9/26/2013

Ce qu'ils pensent

Autre thème abordé*, l'absence, en Russie, de démocratie, dit l'Auditrice. Comme si, en France, on était en démocratie. C'est ce qu'ils pensent, dit le Collégien. Ils le pensent sincèrement. Ils pensent  sincèrement qu'en France, on est en démocratie. Si, si, je vous assure. En France, on ne serait pas en démocratie, dit la Poire? Comment peut-on dire des choses pareilles? Je vous emmène faire un tour à la 17e chambre correctionnelle, dit l'Avocate. Vous verrez comment, en France, fonctionne la démocratie. Toutes les libertés ont leurs limites, dit la Poire. On ne saurait tolérer l'intolérable. C'est ce que pense aussi Poutine, dit l'Avocate. Je vous le signale. Lui aussi pose des limites. Sauf que ce ne sont pas les mêmes. Vous êtes de mauvaise foi, dit la Poire. On ne peut pas discuter avec vous. Je me borne à vous montrer la réalité, dit l'Avocate: la réalité de la chose, comme disait Machiavel. En France, le pouvoir est issu du suffrage universel, dit la Poire. C'est le peuple qui décide. Expliquez-moi alors comment il se fait que deux partis ayant attiré les faveurs de plus d'un électeur sur quatre ne soient représentés à l'Assemblée nationale que par 4 députés (quatre), alors qu'un autre, ayant recueilli 29,2 % des voix exprimées, soit 16,4 % des électeurs inscrits, en rassemble, lui, 278, dit l'Avocate**.

* France Culture, 24 septembre 2013.
** Le Monde, 19 juin 2012.

9/25/2013

Faites ce que je dis

Hier matin, sur France Culture, il était question de la Russie, dit l'Auditrice*. En quels termes, vous l'imaginez sans peine. Rien que de très neutre et objectif. Un des journalistes, à un moment donné, s'est exprimé sur les photos officielles de Poutine, celles, en particulier, où on le voit faire du sport. Selon lui (ou plutôt elle, c'était une femme), tous les Russes aiment la force. Pas seulement quelques-uns: tous. Elle en donne ensuite les raisons supposées. Le lendemain même, sur la même chaîne, même tranche horaire, un autre journaliste dit qu'il est criminel d'"essentialiser" le débat sur les Roms**. Faites ce que je dis, pas ce que je fais.

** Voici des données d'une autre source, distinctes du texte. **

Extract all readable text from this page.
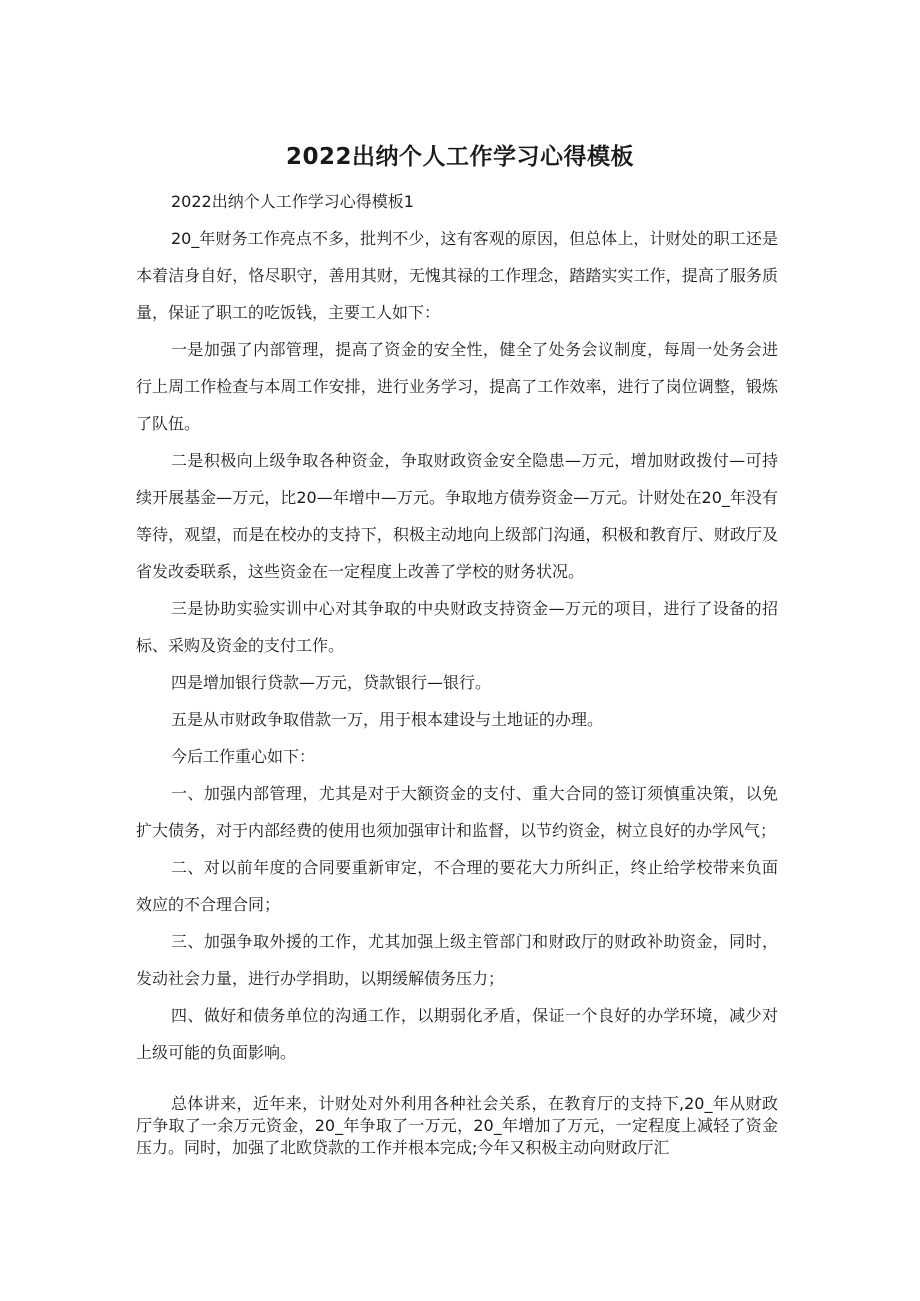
2022出纳个人工作学习心得模板

2022出纳个人工作学习心得模板1

20_年财务工作亮点不多，批判不少，这有客观的原因，但总体上，计财处的职工还是本着洁身自好，恪尽职守，善用其财，无愧其禄的工作理念，踏踏实实工作，提高了服务质量，保证了职工的吃饭钱，主要工人如下：

一是加强了内部管理，提高了资金的安全性，健全了处务会议制度，每周一处务会进行上周工作检查与本周工作安排，进行业务学习，提高了工作效率，进行了岗位调整，锻炼了队伍。

二是积极向上级争取各种资金，争取财政资金安全隐患—万元，增加财政拨付—可持续开展基金—万元，比20—年增中—万元。争取地方债券资金—万元。计财处在20_年没有等待，观望，而是在校办的支持下，积极主动地向上级部门沟通，积极和教育厅、财政厅及省发改委联系，这些资金在一定程度上改善了学校的财务状况。

三是协助实验实训中心对其争取的中央财政支持资金—万元的项目，进行了设备的招标、采购及资金的支付工作。

四是增加银行贷款—万元，贷款银行—银行。

五是从市财政争取借款一万，用于根本建设与土地证的办理。

今后工作重心如下：

一、加强内部管理，尤其是对于大额资金的支付、重大合同的签订须慎重决策，以免扩大债务，对于内部经费的使用也须加强审计和监督，以节约资金，树立良好的办学风气；

二、对以前年度的合同要重新审定，不合理的要花大力所纠正，终止给学校带来负面效应的不合理合同；

三、加强争取外援的工作，尤其加强上级主管部门和财政厅的财政补助资金，同时，发动社会力量，进行办学捐助，以期缓解债务压力；

四、做好和债务单位的沟通工作，以期弱化矛盾，保证一个良好的办学环境，减少对上级可能的负面影响。

总体讲来，近年来，计财处对外利用各种社会关系，在教育厅的支持下,20_年从财政厅争取了一余万元资金，20_年争取了一万元，20_年增加了万元，一定程度上减轻了资金压力。同时，加强了北欧贷款的工作并根本完成;今年又积极主动向财政厅汇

* France Culture, 24 septembre 2013.
** France Culture, 25 septembre 2013.

9/18/2013

Synthèse

L'autodéfense inclut en son concept quantité de choses très différentes, dit l'Ethnologue. On peut d'abord l'entendre au sens strict. Mettons, pure hypothèse, qu'on te cambriole et que tu réussisses, je ne sais trop comment d'ailleurs, à maîtriser ton cambrioleur. Tu appelles la police, qui bien entendu te met en garde à vue, car, faut-il le rappeler, séquestrer un cambrioleur est un délit grave. L'Etat de droit ne saurait l'admettre. Tu seras ensuite convoqué devant un juge, qui, pour l'exemple, t'infligera une peine ferme. Je ne raconte pas des choses en l'air, c'est réellement ce qui s'est passé ici même, à Dope-City. Autre cas de figure, maintenant. Un certain nombre d'individus se livrent à leur passe-temps favori, la vente de drogues illicites (mais de fait tolérées). Soudain l'un d'eux s'effondre, une balle tirée depuis une fenêtre d'immeuble. On ne parle déjà plus ici de la même chose. Le sens initial s'est élargi. Comme le relevait hier le Cuisinier, le tireur n'a jamais été retrouvé. C'est très regrettable. Enfin, troisième cas de figure, celui décrit dans un film dont vous souvenez peut-être: La Nuit des juges*. C'est une synthèse des deux cas précédents. Un certain nombre de juges et de policiers, à l'exemple de Pénélope, entreprennent de défaire la nuit ce qu'ils font (et surtout laissent faire) le jour. De nombreuses victimes sont à déplorer. Chacun est libre de ses définitions.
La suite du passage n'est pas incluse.